The home town of the father of Salman Rushdie’s would-be assassin is a forbidding place, where Shia Islamic iconography sits among palatial mansions, bullet-pockmarked homes and wary locals, who for now want nothing to do with visitors.
Yaroun, on Lebanon’s border with Israel, has long been a centre of Iran’s four-decade-old conflict with Israel. Its ridges and valleys have been key to several wars, and photos of its martyrs line most streets, along with the ever-present yellow banners of its most powerful player, Hezbollah.
Hadi Matar’s father and extended family live here, amid staunchly conservative, affluent neighbourhoods. Newly built palaces tower from hilltops. Streets are swept clean and road workers are busy doing maintenance work, a rarity in a country in economic freefall. But Yaroun clearly looks after its own.
And so it did when the Guardian visited the mayor’s office in the centre of town, looking for directions to Matar’s family. “I’m not going to talk about this subject,” the mayor responded curtly. “Nobody else here will talk to you about it and I advise you to leave now.”
A cleric in a white headdress was equally standoffish, though more polite. “What is your name and why are you here?” he asked. “Go ask near the hair salon.”
Matar, who was born in the US, is believed to have spent several summers in Yaroun, from his late teens onwards. His allegiance has been the subject of speculation, both in Lebanon and in New York, where he has been charged with Rushdie’s attempted murder. But his driver’s licence offers some clues. He used a false first name and surname on his official document, Hassan Mughniyah, a confluence of Hezbollah’s leader and its most storied commander.
Whether Hezbollah or Iran played a role in directing Matar to allegedly stab the writer, or whether he felt empowered to do so by the 33-year-old fatwa, is the subject of contention across the region. Iranian state media on Monday disavowed any direct link but claimed Rushdie had deserved to be assaulted because of his book The Satanic Verses, in which some say he described the prophet Muhammad in blasphemous terms.
Hezbollah-linked media have also pulled no punches, describing the attack variously as a “strike in the neck” of the author, or “God’s revenge”.
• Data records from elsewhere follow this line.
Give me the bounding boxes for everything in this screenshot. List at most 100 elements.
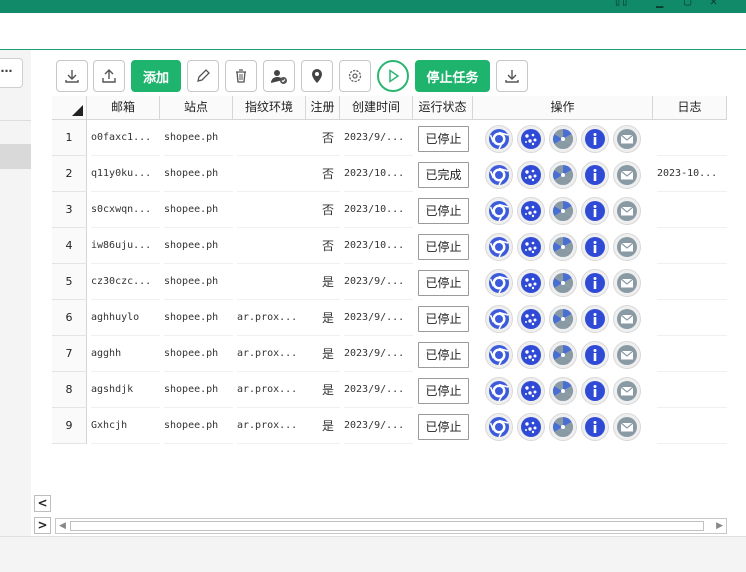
restore-icon[interactable]: ▯▯ xyxy=(614,0,628,8)
chrome-button[interactable] xyxy=(485,197,513,225)
cookie-button[interactable] xyxy=(517,269,545,297)
fan-button[interactable] xyxy=(549,341,577,369)
fan-button[interactable] xyxy=(549,269,577,297)
info-button[interactable] xyxy=(581,233,609,261)
column-header-actions[interactable]: 操作 xyxy=(473,96,653,120)
mail-button[interactable] xyxy=(613,233,641,261)
info-button[interactable] xyxy=(581,305,609,333)
selected-list-item[interactable] xyxy=(0,144,31,169)
mail-button[interactable] xyxy=(613,197,641,225)
status-button[interactable]: 已停止 xyxy=(418,306,469,332)
column-header-site[interactable]: 站点 xyxy=(160,96,233,120)
row-number[interactable]: 8 xyxy=(52,372,87,408)
row-number[interactable]: 2 xyxy=(52,156,87,192)
status-button[interactable]: 已停止 xyxy=(418,342,469,368)
row-number[interactable]: 1 xyxy=(52,120,87,156)
column-header-status[interactable]: 运行状态 xyxy=(413,96,473,120)
table-row[interactable]: 8 agshdjk shopee.ph ar.prox... 是 2023/9/... 已停… xyxy=(52,372,730,408)
fan-button[interactable] xyxy=(549,125,577,153)
add-button[interactable]: 添加 xyxy=(131,60,181,92)
mail-button[interactable] xyxy=(613,305,641,333)
mail-button[interactable] xyxy=(613,377,641,405)
table-row[interactable]: 9 Gxhcjh shopee.ph ar.prox... 是 2023/9/... 已停止 xyxy=(52,408,730,444)
import-button[interactable] xyxy=(56,60,88,92)
scroll-left-icon[interactable]: ◀ xyxy=(59,521,66,531)
settings-button[interactable] xyxy=(339,60,371,92)
fan-button[interactable] xyxy=(549,233,577,261)
chrome-button[interactable] xyxy=(485,341,513,369)
cookie-button[interactable] xyxy=(517,233,545,261)
info-button[interactable] xyxy=(581,341,609,369)
table-row[interactable]: 5 cz30czc... shopee.ph 是 2023/9/... 已停止 xyxy=(52,264,730,300)
info-button[interactable] xyxy=(581,161,609,189)
column-header-email[interactable]: 邮箱 xyxy=(87,96,160,120)
table-row[interactable]: 2 q11y0ku... shopee.ph 否 2023/10... 2023-10..… xyxy=(52,156,730,192)
status-button[interactable]: 已停止 xyxy=(418,126,469,152)
scrollbar-thumb[interactable] xyxy=(70,521,704,531)
info-button[interactable] xyxy=(581,269,609,297)
row-number[interactable]: 3 xyxy=(52,192,87,228)
expand-right-button[interactable]: > xyxy=(34,517,51,534)
scroll-right-icon[interactable]: ▶ xyxy=(716,521,723,531)
collapse-left-button[interactable]: < xyxy=(34,495,51,512)
select-all-corner[interactable] xyxy=(52,96,87,120)
chrome-button[interactable] xyxy=(485,161,513,189)
status-button[interactable]: 已停止 xyxy=(418,198,469,224)
row-number[interactable]: 9 xyxy=(52,408,87,444)
table-row[interactable]: 7 agghh shopee.ph ar.prox... 是 2023/9/... 已停止 xyxy=(52,336,730,372)
cookie-button[interactable] xyxy=(517,341,545,369)
fan-button[interactable] xyxy=(549,197,577,225)
fan-button[interactable] xyxy=(549,305,577,333)
stop-task-button[interactable]: 停止任务 xyxy=(415,60,490,92)
chrome-button[interactable] xyxy=(485,269,513,297)
status-button[interactable]: 已停止 xyxy=(418,378,469,404)
horizontal-scrollbar[interactable]: ◀ ▶ xyxy=(55,518,727,534)
chrome-button[interactable] xyxy=(485,413,513,441)
status-button[interactable]: 已停止 xyxy=(418,414,469,440)
location-button[interactable] xyxy=(301,60,333,92)
user-verify-button[interactable] xyxy=(263,60,295,92)
cookie-button[interactable] xyxy=(517,305,545,333)
status-button[interactable]: 已停止 xyxy=(418,270,469,296)
fan-button[interactable] xyxy=(549,161,577,189)
start-button[interactable] xyxy=(377,60,409,92)
table-row[interactable]: 4 iw86uju... shopee.ph 否 2023/10... 已停止 xyxy=(52,228,730,264)
delete-button[interactable] xyxy=(225,60,257,92)
cookie-button[interactable] xyxy=(517,197,545,225)
mail-button[interactable] xyxy=(613,125,641,153)
info-button[interactable] xyxy=(581,413,609,441)
minimize-icon[interactable]: ▁ xyxy=(656,0,663,8)
table-row[interactable]: 1 o0faxc1... shopee.ph 否 2023/9/... 已停止 xyxy=(52,120,730,156)
mail-button[interactable] xyxy=(613,413,641,441)
column-header-created[interactable]: 创建时间 xyxy=(340,96,413,120)
fan-button[interactable] xyxy=(549,377,577,405)
cookie-button[interactable] xyxy=(517,161,545,189)
more-options-button[interactable]: ⋯ xyxy=(0,58,23,88)
column-header-register[interactable]: 注册 xyxy=(306,96,340,120)
cookie-button[interactable] xyxy=(517,413,545,441)
maximize-icon[interactable]: ▢ xyxy=(684,0,691,8)
info-button[interactable] xyxy=(581,197,609,225)
edit-button[interactable] xyxy=(187,60,219,92)
row-number[interactable]: 7 xyxy=(52,336,87,372)
cookie-button[interactable] xyxy=(517,377,545,405)
mail-button[interactable] xyxy=(613,341,641,369)
table-row[interactable]: 6 aghhuylo shopee.ph ar.prox... 是 2023/9/... 已… xyxy=(52,300,730,336)
chrome-button[interactable] xyxy=(485,125,513,153)
close-icon[interactable]: ✕ xyxy=(710,0,717,8)
fan-button[interactable] xyxy=(549,413,577,441)
info-button[interactable] xyxy=(581,377,609,405)
mail-button[interactable] xyxy=(613,269,641,297)
column-header-env[interactable]: 指纹环境 xyxy=(233,96,306,120)
download-button[interactable] xyxy=(496,60,528,92)
chrome-button[interactable] xyxy=(485,305,513,333)
chrome-button[interactable] xyxy=(485,377,513,405)
row-number[interactable]: 4 xyxy=(52,228,87,264)
row-number[interactable]: 5 xyxy=(52,264,87,300)
table-row[interactable]: 3 s0cxwqn... shopee.ph 否 2023/10... 已停止 xyxy=(52,192,730,228)
chrome-button[interactable] xyxy=(485,233,513,261)
status-button[interactable]: 已完成 xyxy=(418,162,469,188)
info-button[interactable] xyxy=(581,125,609,153)
export-button[interactable] xyxy=(93,60,125,92)
cookie-button[interactable] xyxy=(517,125,545,153)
But on a stifling midsummer afternoon, nothing moved in Yaroun, and few people took to the streets. Those who did kept their heads down, walking solemnly past murals that pay homage to the Hezbollah leader, Hassan Nasrallah, and Iran’s two most recent supreme leaders, Ruhollah Khomeini, who issued the fatwa against Rushdie, and Ali Khamenei, who endorsed it.
The slain Iranian general Qassem Suleimani also features prominently, as does the Hezbollah military commander Imad Mughniyeh, who was killed by the CIA and Mossad in Damascus 14 years ago.
All five men have been at the flight deck of the Iranian Revolutionary Guards’ efforts in southern Lebanon and around the region. Their murals’ prominent presence in the centre of town spoke to their significance among a population that wanted little to do with the aftermath of the Rushdie attack.
“The mother [of Hadi] told me she wanted not to talk with the media and asked me to keep them away,” said an assistant to the mayor before the Guardian’s visit to Yaroun on Monday.